Come non ricordare Salvatore Quasimodo e la sua splendida "Uomo del mio tempo": "Sei ancora quello della pietra e della fionda, uomo del mio tempo". E ancora - "Hai ucciso ancora, come sempre, come uccisero i padri, come uccisero gli animali che ti videro per la prima volta. E questo sangue odora come nel giorno quando il fratello disse all’altro fratello: «Andiamo ai campi». E quell’eco fredda, tenace, è giunta fino a te, dentro la tua giornata." Il 27 ottobre scorso mi sono recato in una splendida (e a me sconosciuta) chiesa di Materdei, quella di Sant'Agostino degli Scalzi, per assistere al primo spettacolo teatrale della nuova stagione (la decima) della rinomata e attivissima  associazione culturale napoletana Wunder Kammer, camera delle meraviglie.
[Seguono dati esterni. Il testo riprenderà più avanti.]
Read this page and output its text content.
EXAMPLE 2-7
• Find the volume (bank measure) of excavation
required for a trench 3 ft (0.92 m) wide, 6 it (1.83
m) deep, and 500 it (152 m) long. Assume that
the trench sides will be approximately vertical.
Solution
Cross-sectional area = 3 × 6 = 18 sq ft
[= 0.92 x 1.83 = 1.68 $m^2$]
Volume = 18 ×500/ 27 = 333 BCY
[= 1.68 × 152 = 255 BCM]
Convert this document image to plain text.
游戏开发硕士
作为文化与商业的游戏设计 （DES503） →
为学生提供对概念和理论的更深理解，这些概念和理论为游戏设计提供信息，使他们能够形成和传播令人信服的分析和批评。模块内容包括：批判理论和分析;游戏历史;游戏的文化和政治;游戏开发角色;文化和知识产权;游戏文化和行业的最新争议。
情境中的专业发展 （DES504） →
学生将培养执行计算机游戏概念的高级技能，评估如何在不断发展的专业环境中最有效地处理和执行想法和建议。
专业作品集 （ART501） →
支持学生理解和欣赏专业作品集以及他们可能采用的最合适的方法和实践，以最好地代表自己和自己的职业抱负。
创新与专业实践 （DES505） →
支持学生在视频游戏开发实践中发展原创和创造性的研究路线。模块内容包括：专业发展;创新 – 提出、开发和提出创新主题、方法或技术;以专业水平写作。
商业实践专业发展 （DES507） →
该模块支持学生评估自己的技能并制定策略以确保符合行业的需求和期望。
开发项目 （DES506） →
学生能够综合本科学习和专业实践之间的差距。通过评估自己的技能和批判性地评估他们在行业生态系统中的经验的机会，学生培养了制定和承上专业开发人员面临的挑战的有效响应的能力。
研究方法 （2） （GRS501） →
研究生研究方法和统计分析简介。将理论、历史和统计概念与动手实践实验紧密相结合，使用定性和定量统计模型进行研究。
La rappresentazione in questione era in realtà un monologo, scritto dall'eclettico e straordinario autore napoletano Diego Nuzzo e recitato dal bravissimo attore Paolo Cresta, uno dei preferiti di Maurizio De Giovanni per interpretare in teatro le sue opere. Il titolo della piece era "Lo spazio nel mondo" e narrava la seguente storia: "La mattina del 29 novembre del 1938 un uomo sale sulla torre della Ghirlandina a Modena e si getta nel vuoto. In tasca aveva diverse banconote di grosso taglio e due lettere: una per il re e una per Mussolini. Il danaro serviva a evitare che i fascisti dicessero che si era ucciso per motivi economici. L’uomo era, infatti, Angelo Fortunato Formìggini, scrittore, bibliofilo ed editore prolifico ma, soprattutto, per il fascismo, ebreo. E subito dopo la promulgazione delle leggi razziali decide di compiere un gesto eclatante: di sfida, di orgoglio, di dignità."

La tensione drammatica del tragico evento si congiungeva e confondeva con le riflessioni dell'uomo sulla sua vita personale e sul momento storico che stava vivendo. Riflessioni amare e universali che danno conto del fatto che 85 anni sembrano trascorsi invano, trasformando tutto il tempo dell'Uomo in un solo, tragico, incompreso istante. Con le colpevolizzanti parole là pronunciate dall'editore modenese prima del gesto estremo ci sembra di riascoltare le concitate voci notturne dei plotoni di esecuzione, i loro abbaglianti rinculi, di riprovare le assordanti paure della gente comune, e di riassistere impotenti alle smodate invasioni domestiche o alle brutali persecuzioni di donne, vecchi e bambini - gli uomini liberi divenuti merce - per domandarci sgomenti perché ci stia riaccadendo. E, come in quell'epitaffio per l'antieroe che va a morte, così magistralmente messo in scena da Nuzzo, temo, ci toccherà (ancora) ritrovarci nella muta impotenza di chi guarda un corpo lanciato in un vuoto meno ipotetico e lontano nel tempo di quanto crediamo.